We recently took the opportunity to speak to John Carroll, a Senior Editor in the team, to learn a little about the editorial process that occurs behind the scenes.
1. How long have you worked as a Legal Editor in FirstPoint?
Five years this month.
2. How many cases does the FirstPoint team receive each week?
We receive over 14,000 cases a year. That amounts to an average of nearly 300 cases a week, all of which need initial treatment ideally within 24 hours. On a good week, we provide digest notes for over 100 cases.
Individually, each full time legal editor averages about 10 to 15 digest notes and about 30 to 40 cases classified per week. This can vary depending on the length of the cases, the level of treatment required and the degree of difficulty.
3. What do you do with the cases that you receive?
All of the cases received are classified according to the Australian Digest taxonomy; decisions of superior courts will also be treated for cases, legislation and words and phrases considered and reportable or other significant decisions are given a digest note.
But what I think makes FirstPoint particularly useful is that we only note a case or legislation as “considered” if the court has actually given it some consideration and fashioned it into the ratio of the judgment. We don’t include every case cited in a string of authorities or buried in every footnote, because practically speaking they don’t add real value to the research. Tracking an authority with FirstPoint yields fewer hits, but they’re more useful.
4. You say FirstPoint includes digest notes of significant Australian cases. What is a digest note?

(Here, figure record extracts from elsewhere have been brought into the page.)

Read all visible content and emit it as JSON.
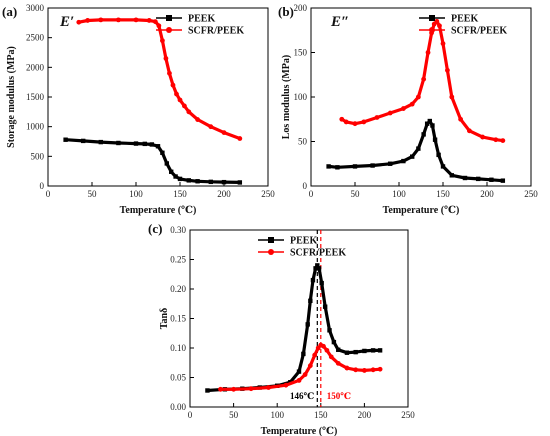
{
  "colors": {
    "peek": "#000000",
    "scfr": "#ff0000",
    "dashed_black": "#000000",
    "dashed_red": "#ff0000"
  },
  "chart_data": [
    {
      "id": "a",
      "type": "line",
      "panel_label": "(a)",
      "title": "E′",
      "xlabel": "Temperature (℃)",
      "ylabel": "Storage modulus (MPa)",
      "xlim": [
        0,
        250
      ],
      "ylim": [
        0,
        3000
      ],
      "xticks": [
        0,
        50,
        100,
        150,
        200,
        250
      ],
      "yticks": [
        0,
        500,
        1000,
        1500,
        2000,
        2500,
        3000
      ],
      "xtick_labels": [
        "0",
        "50",
        "100",
        "150",
        "200",
        "250"
      ],
      "ytick_labels": [
        "0",
        "500",
        "1000",
        "1500",
        "2000",
        "2500",
        "3000"
      ],
      "legend_position": "top-right",
      "series": [
        {
          "name": "PEEK",
          "color": "#000000",
          "marker": "square",
          "x": [
            20,
            40,
            60,
            80,
            100,
            110,
            118,
            125,
            130,
            135,
            140,
            145,
            150,
            160,
            170,
            185,
            200,
            218
          ],
          "y": [
            780,
            760,
            740,
            725,
            715,
            710,
            700,
            670,
            560,
            380,
            240,
            160,
            120,
            95,
            80,
            70,
            65,
            60
          ]
        },
        {
          "name": "SCFR/PEEK",
          "color": "#ff0000",
          "marker": "circle",
          "x": [
            35,
            45,
            60,
            80,
            100,
            115,
            122,
            126,
            130,
            134,
            138,
            142,
            146,
            150,
            155,
            160,
            170,
            185,
            200,
            218
          ],
          "y": [
            2760,
            2790,
            2800,
            2800,
            2800,
            2790,
            2770,
            2700,
            2450,
            2150,
            1900,
            1700,
            1550,
            1450,
            1350,
            1250,
            1120,
            1000,
            900,
            800
          ]
        }
      ]
    },
    {
      "id": "b",
      "type": "line",
      "panel_label": "(b)",
      "title": "E″",
      "xlabel": "Temperature (℃)",
      "ylabel": "Los modulus (MPa)",
      "xlim": [
        0,
        250
      ],
      "ylim": [
        0,
        200
      ],
      "xticks": [
        0,
        50,
        100,
        150,
        200,
        250
      ],
      "yticks": [
        0,
        50,
        100,
        150,
        200
      ],
      "xtick_labels": [
        "0",
        "50",
        "100",
        "150",
        "200",
        "250"
      ],
      "ytick_labels": [
        "0",
        "50",
        "100",
        "150",
        "200"
      ],
      "legend_position": "top-right",
      "series": [
        {
          "name": "PEEK",
          "color": "#000000",
          "marker": "square",
          "x": [
            20,
            30,
            50,
            70,
            90,
            105,
            115,
            122,
            128,
            132,
            135,
            138,
            141,
            145,
            150,
            160,
            175,
            190,
            205,
            218
          ],
          "y": [
            22,
            21,
            22,
            23,
            25,
            28,
            33,
            42,
            58,
            70,
            73,
            68,
            52,
            35,
            22,
            12,
            9,
            8,
            7,
            6
          ]
        },
        {
          "name": "SCFR/PEEK",
          "color": "#ff0000",
          "marker": "circle",
          "x": [
            35,
            40,
            50,
            60,
            75,
            90,
            105,
            115,
            122,
            128,
            133,
            137,
            140,
            143,
            146,
            150,
            155,
            160,
            170,
            180,
            195,
            210,
            218
          ],
          "y": [
            75,
            72,
            70,
            72,
            77,
            82,
            87,
            92,
            100,
            120,
            150,
            172,
            182,
            185,
            180,
            160,
            130,
            100,
            75,
            62,
            55,
            52,
            51
          ]
        }
      ]
    },
    {
      "id": "c",
      "type": "line",
      "panel_label": "(c)",
      "xlabel": "Temperature (℃)",
      "ylabel": "Tanδ",
      "xlim": [
        0,
        250
      ],
      "ylim": [
        0,
        0.3
      ],
      "xticks": [
        0,
        50,
        100,
        150,
        200,
        250
      ],
      "yticks": [
        0,
        0.05,
        0.1,
        0.15,
        0.2,
        0.25,
        0.3
      ],
      "xtick_labels": [
        "0",
        "50",
        "100",
        "150",
        "200",
        "250"
      ],
      "ytick_labels": [
        "0.00",
        "0.05",
        "0.10",
        "0.15",
        "0.20",
        "0.25",
        "0.30"
      ],
      "legend_position": "top-right",
      "annotations": [
        {
          "text": "146℃",
          "x": 146,
          "color": "#000000"
        },
        {
          "text": "150℃",
          "x": 150,
          "color": "#ff0000"
        }
      ],
      "series": [
        {
          "name": "PEEK",
          "color": "#000000",
          "marker": "square",
          "x": [
            20,
            40,
            60,
            80,
            100,
            115,
            125,
            130,
            135,
            138,
            141,
            144,
            146,
            148,
            151,
            155,
            160,
            165,
            170,
            180,
            190,
            200,
            210,
            218
          ],
          "y": [
            0.028,
            0.03,
            0.031,
            0.033,
            0.036,
            0.042,
            0.06,
            0.09,
            0.14,
            0.18,
            0.215,
            0.235,
            0.24,
            0.235,
            0.21,
            0.17,
            0.13,
            0.11,
            0.097,
            0.092,
            0.093,
            0.095,
            0.096,
            0.096
          ]
        },
        {
          "name": "SCFR/PEEK",
          "color": "#ff0000",
          "marker": "circle",
          "x": [
            35,
            50,
            70,
            90,
            110,
            125,
            132,
            138,
            143,
            147,
            150,
            153,
            157,
            162,
            170,
            180,
            190,
            200,
            210,
            218
          ],
          "y": [
            0.03,
            0.03,
            0.031,
            0.033,
            0.037,
            0.045,
            0.055,
            0.07,
            0.088,
            0.1,
            0.105,
            0.103,
            0.096,
            0.085,
            0.074,
            0.066,
            0.063,
            0.062,
            0.063,
            0.064
          ]
        }
      ]
    }
  ]
}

It’s basically a snapshot of the relevant points of law covered by a decision. Unless crucial to the understanding of the judgment, facts are generally omitted, so for instance it differs in that regard from a headnote. The idea is to zero in on the most important points as concisely as possible so that the research process becomes quicker and more efficient in terms of identifying useful information.
5. FirstPoint utilises the classification scheme used by the Australian Digest. How do you ensure the classification evolves with new cases that come through?
The Australian Digest scheme is driven by reported cases and is constantly evolving. Each title is reviewed annually and supplements are issued during the course of the year. Additional classifications are added to the system as areas of law develop. This happens from time to time at the supplement stage and a complete overhaul always takes place when titles are reissued.
6. With the proliferation of cases in Australia, your team must be busy keeping up with demand. What do you enjoy most about your job?
Working with highly intelligent, quick-witted and un-stressed colleagues.